Jeremy Allen White e Ayo Edebiri em “The Bear"

Êxito surpreendente do canal FX (o que mais riscos corre na grande família Disney), a série de meia-hora “The Bear”, que estreou há pouco a quarta temporada (que estão na plataforma Disney +) é um media darling dos últimos tempos. Em traço largo, é sobre a vida nunca fácil e determinada de um chef que volta para casa e pega no negócio de família (um boteco de sanduíches) para o converter num restaurante de fine dining, apesar de não ter um tostão furado nem uma equipa com formação adequada. Tem a vontade, que costuma ser um motor potente na ficção. Os argumentistas, esses, têm o entusiasmo e a vontade de nos falar de muita coisa, da gentrificação à adição, do trauma ao peso da burocracia, de dinheiro, de famílias, de stress, confusão e claustrofobia. E de comida, críticos e fornecedores.
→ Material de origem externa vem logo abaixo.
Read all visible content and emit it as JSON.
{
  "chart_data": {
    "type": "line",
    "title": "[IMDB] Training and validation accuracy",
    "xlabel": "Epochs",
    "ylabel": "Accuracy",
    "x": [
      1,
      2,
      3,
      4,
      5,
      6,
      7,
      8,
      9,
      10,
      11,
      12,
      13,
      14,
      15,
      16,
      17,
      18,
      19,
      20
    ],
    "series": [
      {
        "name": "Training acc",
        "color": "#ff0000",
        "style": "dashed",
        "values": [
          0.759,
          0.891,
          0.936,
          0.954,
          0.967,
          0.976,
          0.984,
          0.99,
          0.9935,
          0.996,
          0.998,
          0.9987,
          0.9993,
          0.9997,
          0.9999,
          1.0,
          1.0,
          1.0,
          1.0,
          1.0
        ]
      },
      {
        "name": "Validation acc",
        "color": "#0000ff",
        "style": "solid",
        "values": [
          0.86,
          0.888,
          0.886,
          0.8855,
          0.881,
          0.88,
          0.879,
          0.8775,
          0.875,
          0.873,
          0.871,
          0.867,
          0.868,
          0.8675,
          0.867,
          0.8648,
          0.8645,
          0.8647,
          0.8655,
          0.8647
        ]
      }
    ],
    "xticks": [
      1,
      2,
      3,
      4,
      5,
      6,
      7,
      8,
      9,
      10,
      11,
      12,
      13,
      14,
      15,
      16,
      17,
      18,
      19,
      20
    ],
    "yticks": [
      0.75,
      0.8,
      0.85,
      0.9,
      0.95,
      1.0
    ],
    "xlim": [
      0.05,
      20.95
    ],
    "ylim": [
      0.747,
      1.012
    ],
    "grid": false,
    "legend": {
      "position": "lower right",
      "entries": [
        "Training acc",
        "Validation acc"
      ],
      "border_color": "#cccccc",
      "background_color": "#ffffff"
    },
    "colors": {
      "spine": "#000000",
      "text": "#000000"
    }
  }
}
Inscrita como comédia nos principais prémios, “The Bear” foi arrebatando tudo, também porque a competição não parecia estar à altura. Foi uma coisa de se ver: a crítica quase inteira foi (metaforicamente) de joelhos a Fátima agradecer a graça de poder ter uma série assim.

Assim, como?



Começa aqui a dificuldade, porque desde cedo “The Bear” é um diamante mal polido, de definição fugidia, além de ser sobre um restaurante e os seus bons (e sobretudo) maus momentos. A série tem episódios inteiros francamente bem conseguidos (em especial na primeira e segundas temporadas), é impossível dizer que é falhada, que é má, que é para evitar. Mas, como aqueles amigos que vamos percebendo serem desnecessariamente complicados e embirrentos, ainda que capazes de surpresas inauditas, “The Bear”, requer sempre mais do nosso compromisso do que esperaríamos. Como o amigo da guitarra que chega tarde, esqueceu-se que era ele quem devia ter trazido o pão, nunca tem cigarros, pede-nos sempre dinheiro para o táxi e usa a nossa tolha para ir à praia.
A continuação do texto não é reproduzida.